Why Germany needs to exit the Euro
The Euro perpetuates out-of-control fiscal policy that's making Europe weaker
The standard line in the EU these days is that countries - more than ever - need to stand together in the face of multiple threats. It’s actually the other way around. The thing many EU countries need above all else is fiscal space. Without that, there’s no cash to support Ukraine or ward off US tariffs and Chinese mercantilism. A German exit from the Euro will free up fiscal space for everyone. It’ll cause debt write-downs on the Euro periphery, bailing in households who’ve been unwilling to pay more taxes for the sake of debt reduction. It’ll free up cash in Germany and other fiscally frugal countries and allow them to focus on what’s important, which is the external threat from Russia and getting their own economies going again (as opposed to propping up unsustainable debt burdens on the periphery).
Russia’s invasion of Ukraine has shone a light on the lack of fiscal space. The chart above is from the Kiel Institute, which tracks financial, humanitarian and military aid commitments for Ukraine. The horizontal axis shows nominal 2021 GDP in € billions.
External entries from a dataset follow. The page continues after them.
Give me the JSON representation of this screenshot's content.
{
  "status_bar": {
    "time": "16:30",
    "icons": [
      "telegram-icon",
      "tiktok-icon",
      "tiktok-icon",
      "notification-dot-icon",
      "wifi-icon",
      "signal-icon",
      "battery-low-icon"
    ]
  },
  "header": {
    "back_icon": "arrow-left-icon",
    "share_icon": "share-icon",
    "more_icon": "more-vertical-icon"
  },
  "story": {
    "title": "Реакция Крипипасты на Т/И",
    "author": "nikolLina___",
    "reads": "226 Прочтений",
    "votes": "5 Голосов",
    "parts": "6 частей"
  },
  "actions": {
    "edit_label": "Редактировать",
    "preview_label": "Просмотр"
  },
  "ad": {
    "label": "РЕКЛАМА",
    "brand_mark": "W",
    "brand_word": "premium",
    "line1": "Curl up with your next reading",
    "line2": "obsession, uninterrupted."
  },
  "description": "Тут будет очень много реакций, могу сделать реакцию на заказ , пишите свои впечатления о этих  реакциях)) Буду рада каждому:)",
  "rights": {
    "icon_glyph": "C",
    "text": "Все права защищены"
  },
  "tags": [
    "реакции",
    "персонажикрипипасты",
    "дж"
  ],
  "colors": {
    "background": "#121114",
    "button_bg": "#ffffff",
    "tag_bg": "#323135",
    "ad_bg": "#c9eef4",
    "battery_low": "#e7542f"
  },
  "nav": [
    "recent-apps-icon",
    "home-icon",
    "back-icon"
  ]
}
The vertical axis shows support commitments for Ukraine - also in € billions - based on data through August 21, 2025. What’s striking is that neither Spain (ES) nor Italy (IT) are able to help Ukraine in ways that are remotely commensurate to the size of their economies. In fact, the three Baltic countries combined give Ukraine as much aid as each of Italy and Spain, even though their combined GDP is a fraction of either Italy or Spain. Russia’s invasion of Ukraine underscores a hard reality. Spain and Italy have run out of fiscal space. They deny this, but actions speak louder than words.
In yesterday’s post, I explained how the Euro has evolved into something that perpetuates this bad equilibrium instead of fixing it. The basic problem is that high-debt countries substantially outnumber low-debt ones, which means policy inexorably bends towards keeping unsustainable debt burdens going, including by co-opting the ECB into things like yield caps on government bonds.
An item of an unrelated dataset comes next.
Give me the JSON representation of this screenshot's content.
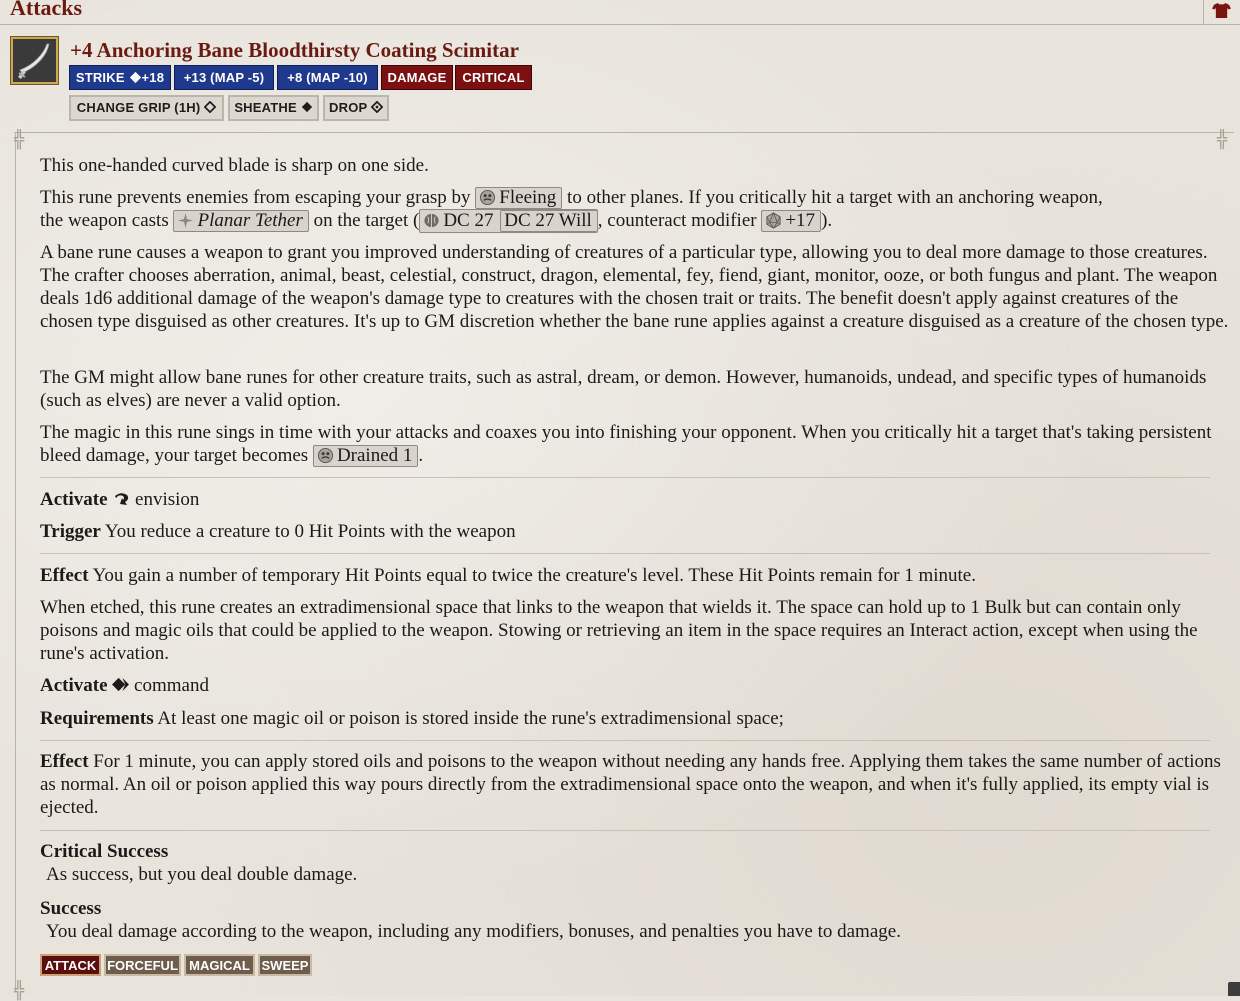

It didn’t have to be this way. As the chart above shows, median net household wealth in Spain (blue line) and Italy (red line) far exceeds Germany (black line). That’s partly because home ownership in Italy and Spain is higher, but that doesn’t change the fact that this wealth can be taxed to bring down debt. When I suggest taxing this wealth, I’m invariably told that this is “unpopular,” but fiscal sustainability isn’t a popularity contest. It’s about having dry powder for when times get tough.
The Euro is really just a system of exchange rate pegs. Reverting to the national currencies of old doesn’t rule out common foreign policy, nor does it rule out joint defense spending. If anything, it makes those things easier, because debt write-downs in Italy and Spain will finally allow those countries to start spending again. The single biggest push-back to reverting to national currencies is that a breakup of the Euro would be turbulent. Actually, it doesn’t have to be. Like in a divorce, it’s in the best interest of all parties to separate peacefully and with a minimum amount of fuss. As part of such a divorce, the Euro periphery will no doubt demand financial support from Germany. That’s a price worth paying for Germany and is preferable to open-ended transfers, which is the status quo.
Periphery countries will never pull the plug on the Euro because they’re net beneficiaries (or at least their asset-rich elite are). So it’s up to Germany to pull the plug. That isn’t anti-European or anti-periphery. It’s just recognition of the fact that the Euro has evolved into something that Germans and other Northern Europeans don’t want. Better to pull the plug on that and emerge stronger, rather than stumble along in an equilibrium that makes everyone weaker.



What is the logic of taxing stock of wealth accumulated via taxed income (saving)? Taxing wealth is expropriation. Already difficult to justify the level and progressiveness of income tax so why are you suggesting such a measure? Why not firing millions of civil servants and privatize most of the services? Why not selling assets? Why not cutting unemployment benefits that are ridiculously generous?
The DM would probably appreciate and sort our what remains of Germany‘s export dependent manufacturing sector.